How to stop a dog stealing food

When a dog steals food, that is a problem:

  • For the dog: because the dog may eat something it shouldn’t and get ill. Obesity in dogs is a common consequence of overeating, so it’s important to monitor the amount that they eat
  • For the owner: because it can lead to an awkward situation where your dog scares or bothers someone.

Practical solutions

Here are some practical tips to correct this problematic behaviour:

  1. Train your dog to have self-control: Some dogs are very impulsive and show no self-control when confronted with things that they like (they rush at them) or don’t like (they bite, run away, etc.). A well-balanced dog is capable of showing self-control in any everyday situation. Self-control is a skill that should be taught from puppyhood. That’s why “impulse control exercises” are a big part of what professional trainers do.
  2. Maintain stable and predictable feeding schedules: In order to reduce the motivation to steal food, it’s important that your dog knows that they will always get food every day, and never have to go without. If your dog knows that this most basic of their needs is covered, it will reduce their anxiety about it. That’s why it’s important to stick to relatively regular mealtimes, and not to skip them. Imagine giving a child lunch some days but not others, without telling them when they’ll be able to eat and when they won’t. They might steal another child’s sandwich for fear of being left hungry.
  3. Feed the dog before the humans: Some people believe that dogs should always eat after their owners, to reinforce the hierarchy within the family. However, there is no basis for this, as we do not compete for food with our dogs, and they know that. In fact, we are the ones who provide them with food. If your dog steals food, the best thing you can do is to make sure that they are not hungry when you sit down to eat. That will reduce their motivation to scavenge. If they’re satisfied, they will have no need to steal food.
  4. Do not leave rubbish within reach of your dog: Some dogs will scavenge through rubbish bins as soon as they are left home alone. As we have seen, most of the time the motivation will not be hunger, but rather boredom, or the simple satisfaction of finding a tasty morsel in a bin full of rubbish. In actual fact, in order to solve the problem all you need to do is make sure that your dog does not have access to the rubbish bags.

To that end:

  • Remember to always take the rubbish out when you leave the house, so that the bin does not fill up.
  • Use a child lock (widely available from hardware shops) to stop the dog opening the cupboard where the rubbish is kept.
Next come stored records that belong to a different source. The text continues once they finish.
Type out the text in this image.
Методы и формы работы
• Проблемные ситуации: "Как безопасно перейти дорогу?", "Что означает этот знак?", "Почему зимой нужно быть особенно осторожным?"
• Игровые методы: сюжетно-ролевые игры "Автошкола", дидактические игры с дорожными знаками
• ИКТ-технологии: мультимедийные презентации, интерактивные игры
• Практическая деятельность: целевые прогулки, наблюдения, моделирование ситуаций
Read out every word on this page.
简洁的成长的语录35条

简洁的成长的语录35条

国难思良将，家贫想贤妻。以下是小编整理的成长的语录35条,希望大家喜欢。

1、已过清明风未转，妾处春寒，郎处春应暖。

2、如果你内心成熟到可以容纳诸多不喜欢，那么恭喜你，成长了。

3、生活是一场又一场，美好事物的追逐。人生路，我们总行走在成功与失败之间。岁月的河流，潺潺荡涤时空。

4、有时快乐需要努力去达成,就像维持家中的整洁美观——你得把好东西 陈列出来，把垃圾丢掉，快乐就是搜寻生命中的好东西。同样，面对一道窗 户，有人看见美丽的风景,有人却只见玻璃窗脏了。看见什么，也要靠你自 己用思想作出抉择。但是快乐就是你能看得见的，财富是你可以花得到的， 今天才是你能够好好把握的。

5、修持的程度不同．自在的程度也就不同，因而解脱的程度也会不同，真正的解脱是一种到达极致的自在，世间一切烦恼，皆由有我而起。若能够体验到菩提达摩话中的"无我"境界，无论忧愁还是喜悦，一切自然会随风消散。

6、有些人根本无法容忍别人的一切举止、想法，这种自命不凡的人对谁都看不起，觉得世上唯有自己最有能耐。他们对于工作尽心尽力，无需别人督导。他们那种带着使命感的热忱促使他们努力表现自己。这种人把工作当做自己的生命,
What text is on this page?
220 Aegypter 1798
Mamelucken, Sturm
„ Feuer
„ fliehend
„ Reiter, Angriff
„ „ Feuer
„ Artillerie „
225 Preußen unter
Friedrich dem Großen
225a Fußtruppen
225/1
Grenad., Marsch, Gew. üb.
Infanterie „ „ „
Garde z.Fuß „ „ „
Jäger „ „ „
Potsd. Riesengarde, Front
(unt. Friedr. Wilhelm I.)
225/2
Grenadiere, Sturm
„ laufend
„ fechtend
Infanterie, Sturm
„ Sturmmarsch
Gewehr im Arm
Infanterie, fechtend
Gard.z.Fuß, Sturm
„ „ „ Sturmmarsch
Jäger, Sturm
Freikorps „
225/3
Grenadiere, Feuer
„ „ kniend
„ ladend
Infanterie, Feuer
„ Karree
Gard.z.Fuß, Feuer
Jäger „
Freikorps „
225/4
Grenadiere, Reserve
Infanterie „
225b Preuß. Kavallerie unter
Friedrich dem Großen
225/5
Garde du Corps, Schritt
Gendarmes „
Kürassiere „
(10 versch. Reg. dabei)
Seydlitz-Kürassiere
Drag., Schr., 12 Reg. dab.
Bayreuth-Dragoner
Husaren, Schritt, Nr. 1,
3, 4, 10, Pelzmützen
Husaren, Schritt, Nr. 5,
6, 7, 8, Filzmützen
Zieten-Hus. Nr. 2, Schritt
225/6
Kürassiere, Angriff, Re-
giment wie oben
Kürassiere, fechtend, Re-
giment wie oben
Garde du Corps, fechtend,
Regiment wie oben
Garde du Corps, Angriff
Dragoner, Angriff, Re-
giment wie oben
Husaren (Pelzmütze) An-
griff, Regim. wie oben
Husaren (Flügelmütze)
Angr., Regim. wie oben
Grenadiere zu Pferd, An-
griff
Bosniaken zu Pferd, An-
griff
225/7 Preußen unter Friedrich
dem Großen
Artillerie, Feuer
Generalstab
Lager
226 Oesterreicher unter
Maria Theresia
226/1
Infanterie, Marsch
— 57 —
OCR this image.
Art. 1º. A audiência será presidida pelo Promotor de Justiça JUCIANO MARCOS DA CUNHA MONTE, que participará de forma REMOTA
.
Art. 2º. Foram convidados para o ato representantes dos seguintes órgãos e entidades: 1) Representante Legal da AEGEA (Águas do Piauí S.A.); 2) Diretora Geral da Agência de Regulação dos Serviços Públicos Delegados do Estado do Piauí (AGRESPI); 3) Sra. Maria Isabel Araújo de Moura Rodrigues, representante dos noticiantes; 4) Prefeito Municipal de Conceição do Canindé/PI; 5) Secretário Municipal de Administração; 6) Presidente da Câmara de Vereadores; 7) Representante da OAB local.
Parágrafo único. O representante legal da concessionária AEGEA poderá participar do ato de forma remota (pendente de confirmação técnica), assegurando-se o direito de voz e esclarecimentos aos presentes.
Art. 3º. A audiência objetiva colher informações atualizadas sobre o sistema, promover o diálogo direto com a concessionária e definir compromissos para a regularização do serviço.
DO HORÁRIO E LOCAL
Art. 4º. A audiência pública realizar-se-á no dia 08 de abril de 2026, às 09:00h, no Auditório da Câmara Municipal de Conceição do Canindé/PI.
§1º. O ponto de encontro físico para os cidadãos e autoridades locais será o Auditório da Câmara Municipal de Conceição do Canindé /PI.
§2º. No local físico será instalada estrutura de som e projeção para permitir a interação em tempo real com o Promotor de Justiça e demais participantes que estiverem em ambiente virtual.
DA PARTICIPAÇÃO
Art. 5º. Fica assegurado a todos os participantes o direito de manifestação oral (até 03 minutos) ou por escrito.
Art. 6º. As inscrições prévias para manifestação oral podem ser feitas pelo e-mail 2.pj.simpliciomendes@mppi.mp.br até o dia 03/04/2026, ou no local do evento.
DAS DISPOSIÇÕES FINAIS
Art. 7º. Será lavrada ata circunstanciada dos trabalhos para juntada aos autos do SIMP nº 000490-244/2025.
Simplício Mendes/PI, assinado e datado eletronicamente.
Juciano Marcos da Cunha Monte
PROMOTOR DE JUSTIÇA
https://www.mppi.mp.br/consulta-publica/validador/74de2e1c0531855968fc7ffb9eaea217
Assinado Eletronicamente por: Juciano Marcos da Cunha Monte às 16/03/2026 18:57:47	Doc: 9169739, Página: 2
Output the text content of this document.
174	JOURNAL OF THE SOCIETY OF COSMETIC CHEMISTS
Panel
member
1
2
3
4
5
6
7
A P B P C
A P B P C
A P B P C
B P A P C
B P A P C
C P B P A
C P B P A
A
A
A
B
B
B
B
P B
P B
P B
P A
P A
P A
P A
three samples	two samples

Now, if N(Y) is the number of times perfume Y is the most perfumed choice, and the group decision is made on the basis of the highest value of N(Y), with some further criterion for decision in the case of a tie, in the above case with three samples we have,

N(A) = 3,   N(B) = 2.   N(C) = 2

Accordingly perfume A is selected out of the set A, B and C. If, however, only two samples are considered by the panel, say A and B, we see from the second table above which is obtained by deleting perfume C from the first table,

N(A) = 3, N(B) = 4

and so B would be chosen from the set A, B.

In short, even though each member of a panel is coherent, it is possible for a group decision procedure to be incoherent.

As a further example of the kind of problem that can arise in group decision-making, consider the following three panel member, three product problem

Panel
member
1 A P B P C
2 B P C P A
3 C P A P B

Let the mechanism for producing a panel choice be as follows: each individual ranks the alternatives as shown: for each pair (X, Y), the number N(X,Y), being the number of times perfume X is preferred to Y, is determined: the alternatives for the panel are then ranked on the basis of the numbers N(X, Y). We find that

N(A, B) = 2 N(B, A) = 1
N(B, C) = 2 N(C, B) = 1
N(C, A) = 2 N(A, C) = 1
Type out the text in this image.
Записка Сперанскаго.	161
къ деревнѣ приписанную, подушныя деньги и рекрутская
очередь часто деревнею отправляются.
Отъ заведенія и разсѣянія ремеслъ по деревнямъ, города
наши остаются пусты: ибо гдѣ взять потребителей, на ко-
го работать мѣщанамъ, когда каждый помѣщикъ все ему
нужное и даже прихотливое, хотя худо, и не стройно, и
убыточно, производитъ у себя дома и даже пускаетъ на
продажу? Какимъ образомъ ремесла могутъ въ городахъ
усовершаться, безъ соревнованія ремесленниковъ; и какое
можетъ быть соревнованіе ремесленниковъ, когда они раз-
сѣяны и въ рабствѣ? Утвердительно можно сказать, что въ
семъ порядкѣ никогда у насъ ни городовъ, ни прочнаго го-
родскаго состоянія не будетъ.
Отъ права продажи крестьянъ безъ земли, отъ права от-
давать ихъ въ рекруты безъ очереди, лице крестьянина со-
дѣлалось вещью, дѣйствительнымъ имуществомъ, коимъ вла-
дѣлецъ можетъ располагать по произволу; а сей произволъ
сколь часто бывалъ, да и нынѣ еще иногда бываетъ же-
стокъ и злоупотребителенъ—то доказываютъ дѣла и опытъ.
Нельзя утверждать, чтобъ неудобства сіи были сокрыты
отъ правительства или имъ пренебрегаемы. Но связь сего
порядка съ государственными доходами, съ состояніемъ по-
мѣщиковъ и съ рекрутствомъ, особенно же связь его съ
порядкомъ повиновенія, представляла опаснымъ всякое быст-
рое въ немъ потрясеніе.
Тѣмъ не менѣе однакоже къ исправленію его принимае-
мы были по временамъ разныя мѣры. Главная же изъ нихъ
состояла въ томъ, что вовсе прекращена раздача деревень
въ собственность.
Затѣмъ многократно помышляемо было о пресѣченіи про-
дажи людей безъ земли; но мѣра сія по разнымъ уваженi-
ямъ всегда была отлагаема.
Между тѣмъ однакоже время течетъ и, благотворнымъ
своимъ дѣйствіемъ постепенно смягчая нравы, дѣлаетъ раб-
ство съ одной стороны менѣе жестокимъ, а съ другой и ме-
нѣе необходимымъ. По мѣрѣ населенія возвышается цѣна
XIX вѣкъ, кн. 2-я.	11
How many times a day should a dog eat?

This will depend on their age, breed and individual needs, which is why the owner must be the one to make that decision, in conjunction with the vet’s assessment. What is important in some cases is to maintain more or less regular mealtimes. This is especially advisable for dogs who have anxiety around food. You should also divide the daily portion of food into at least two meals. This will help to avoid the much-feared canine gastric dilation. This problem is especially common amongst larger breeds of dog.

We hope that these practical tips can help you if you have a dog that steals food. In any case, remember that the best thing to do is contact a dog trainer, who can analyse your dog’s particular case and advise you further.